This year, I’m introducing a simple rating scheme. Keeping in fashion with this bowl motif, I’ve assigned a specific number of bowls to each ad. Good ads get popcorn bowls, because there’s nothing like eating popcorn during great entertainment. Bad ads get toilet bowls, because, at $2 million a pop, these ads should NOT be flush with failure.

Britney Spears performs Pepsi songs through five decades. First of all, Coke IS better. Second, Spears makes me throw up. Give this commercial five toilet bowls, one for each decade.

Airplanes fly over a beach pulling banners behind them. This was some dot-com company. One big industrial revolution era pull-chain toilet bowl.

Same goes for mlife.com. One kid in the ad asks, “What’s an mlife.” Good question. Make that two pull-chain toilet bowls.

But lets give mlife.com a big, bulging oversized popcorn bowl for a later commercial which begins with a series of close-ups of belly buttons, then moves to an operating table where a woman has just given birth.
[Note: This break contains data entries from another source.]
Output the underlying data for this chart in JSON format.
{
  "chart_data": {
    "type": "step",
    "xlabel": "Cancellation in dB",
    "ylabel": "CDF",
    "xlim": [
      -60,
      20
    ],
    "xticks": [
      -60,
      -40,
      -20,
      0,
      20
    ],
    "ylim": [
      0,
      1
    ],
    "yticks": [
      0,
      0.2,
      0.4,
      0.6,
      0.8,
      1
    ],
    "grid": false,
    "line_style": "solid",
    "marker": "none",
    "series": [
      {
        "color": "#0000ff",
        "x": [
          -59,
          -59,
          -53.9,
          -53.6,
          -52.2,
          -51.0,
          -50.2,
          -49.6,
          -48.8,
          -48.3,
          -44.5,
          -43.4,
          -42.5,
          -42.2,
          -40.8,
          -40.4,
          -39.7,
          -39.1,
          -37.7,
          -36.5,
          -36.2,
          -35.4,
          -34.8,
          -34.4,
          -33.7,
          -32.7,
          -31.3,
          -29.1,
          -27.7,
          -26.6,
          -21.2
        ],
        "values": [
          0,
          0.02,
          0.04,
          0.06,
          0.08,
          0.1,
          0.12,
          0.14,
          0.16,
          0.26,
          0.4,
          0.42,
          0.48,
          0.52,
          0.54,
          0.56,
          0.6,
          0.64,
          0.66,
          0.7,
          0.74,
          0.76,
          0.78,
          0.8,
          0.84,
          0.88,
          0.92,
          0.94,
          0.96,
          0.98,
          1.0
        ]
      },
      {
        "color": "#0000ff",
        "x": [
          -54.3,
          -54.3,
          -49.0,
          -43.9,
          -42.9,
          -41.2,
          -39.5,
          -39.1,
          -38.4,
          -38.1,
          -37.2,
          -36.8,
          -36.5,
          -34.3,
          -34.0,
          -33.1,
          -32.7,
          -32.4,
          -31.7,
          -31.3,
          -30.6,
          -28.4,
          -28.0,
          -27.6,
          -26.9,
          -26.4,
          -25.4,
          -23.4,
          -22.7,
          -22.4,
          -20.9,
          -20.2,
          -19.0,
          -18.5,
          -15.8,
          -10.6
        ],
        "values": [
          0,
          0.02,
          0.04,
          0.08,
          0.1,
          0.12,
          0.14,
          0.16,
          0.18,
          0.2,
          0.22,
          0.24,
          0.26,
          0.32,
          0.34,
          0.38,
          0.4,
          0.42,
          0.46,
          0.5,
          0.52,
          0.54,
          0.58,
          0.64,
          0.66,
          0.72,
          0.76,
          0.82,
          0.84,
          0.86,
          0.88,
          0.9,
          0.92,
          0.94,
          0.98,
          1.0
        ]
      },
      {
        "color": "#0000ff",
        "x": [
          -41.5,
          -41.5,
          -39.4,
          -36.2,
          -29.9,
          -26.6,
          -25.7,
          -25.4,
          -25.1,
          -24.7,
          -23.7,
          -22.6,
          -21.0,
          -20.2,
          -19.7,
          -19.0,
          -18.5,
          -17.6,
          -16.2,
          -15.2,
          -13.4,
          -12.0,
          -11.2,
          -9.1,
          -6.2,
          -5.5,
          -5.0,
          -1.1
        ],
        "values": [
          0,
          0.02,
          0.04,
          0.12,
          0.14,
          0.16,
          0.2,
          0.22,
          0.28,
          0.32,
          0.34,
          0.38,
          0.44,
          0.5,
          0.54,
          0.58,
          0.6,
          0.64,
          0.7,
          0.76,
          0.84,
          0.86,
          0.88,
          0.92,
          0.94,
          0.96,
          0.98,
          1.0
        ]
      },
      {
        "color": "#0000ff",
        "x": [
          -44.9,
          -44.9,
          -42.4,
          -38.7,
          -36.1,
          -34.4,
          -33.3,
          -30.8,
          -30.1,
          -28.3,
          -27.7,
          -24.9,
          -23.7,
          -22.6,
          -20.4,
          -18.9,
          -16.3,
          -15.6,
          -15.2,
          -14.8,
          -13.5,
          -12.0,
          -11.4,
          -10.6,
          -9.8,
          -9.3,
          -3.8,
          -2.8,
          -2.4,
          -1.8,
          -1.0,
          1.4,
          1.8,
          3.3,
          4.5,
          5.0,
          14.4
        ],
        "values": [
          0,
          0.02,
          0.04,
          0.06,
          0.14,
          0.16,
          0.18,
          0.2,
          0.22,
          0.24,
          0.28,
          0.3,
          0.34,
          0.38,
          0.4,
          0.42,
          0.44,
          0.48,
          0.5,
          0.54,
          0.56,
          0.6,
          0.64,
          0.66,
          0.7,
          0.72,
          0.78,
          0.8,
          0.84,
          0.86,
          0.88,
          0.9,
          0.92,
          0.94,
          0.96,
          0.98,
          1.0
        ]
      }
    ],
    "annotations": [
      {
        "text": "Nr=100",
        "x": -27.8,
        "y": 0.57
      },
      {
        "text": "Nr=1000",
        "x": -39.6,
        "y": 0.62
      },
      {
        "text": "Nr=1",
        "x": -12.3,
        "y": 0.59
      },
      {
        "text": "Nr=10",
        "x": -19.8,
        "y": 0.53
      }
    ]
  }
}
As the doctor reaches for the instrument to cut the umbilical cord, a voice says, “We are all meant to lead a wireless life.”

Bud Light’s falcon is trained to snatch bottles of beer from tables at an outdoor cafe where it terrorizes customers. This is funny. Seven popcorn bowls.

Budweiser Clydesdale horses pull the Anheuser-Busch beer wagon over hill and dale to a site overlooking the New York City skyline, where they turn toward Sept. 11’s ground zero, and bow. This one just feels good and right. Seven popcorn bowls with butter.

Dockers pants worn by a guy on the dance floor while all the other guys wear black dresses. “Finally, guys have an answer to the little black dress.” Pretty clever. Three popcorn bowls and a dash of salt to the guys who bravely squeezed into those dresses.

Brisk ice tea puppets, including a tiny Danny Devito, are fired because the new Brisk “sells itself.” Three popcorn bowls just to watch weather guy Al Roker get smushed with puppet-heaved vegetables, with one toilet bowl because it hints at a never-ending series of these commercials.

Mel Gibson trailer advertising the August 2002 release of his new movie “Signs.” First, anything with Mel Gibson in it gets my wife’s vote and she is the keeper of the popcorn bowl. So Gibson gets a popcorn bowl. Second, the trailer sent a chill down my spine. Four more popcorn bowls for that.

Kevin Bacon having to prove his identification to buy something. One popcorn bowl for Bacon, but two toilet bowls for the ad because I forgot what he was selling.

The dolphin who learned to talk by going to Yahoo.com? Other dot-com commercial copywriters … take a lesson. Four popcorn bowls.

Untoasted submarine sandwich buns vs. toasted ones? During a taste test, a woman begins to choose the toasted one. From off camera, someone shoots a poisoned dart into her neck and she falls face first into the untoasted one. A researcher writes the result and says, “Dives right into the untoasted sub.” The announcer says, “The only way to beat Quiznos subs is to cheat.” Eight popcorn bowls.

Chevy trucks. This was a plain vanilla ad just before halftime. This is the Super Bowl, for cripes sake. Show a little creativity. This gets 72 stinky toilet bowls for not even trying.

Former New York City Mayor Rudy Giuliani delivers a message of hope. The black and white ad with a silhouette of the Empire State Building in the background was very effective. It was paid for by Monster.com, Giuliani – America’s mayor – didn’t charge a dime for his time, and so it deserves a sterling silver popcorn bowl.

That took us all to halftime when, oh, by the way, the New England Patriots were winning 14-3.

Give those St. Louis Rams an entire outhouse.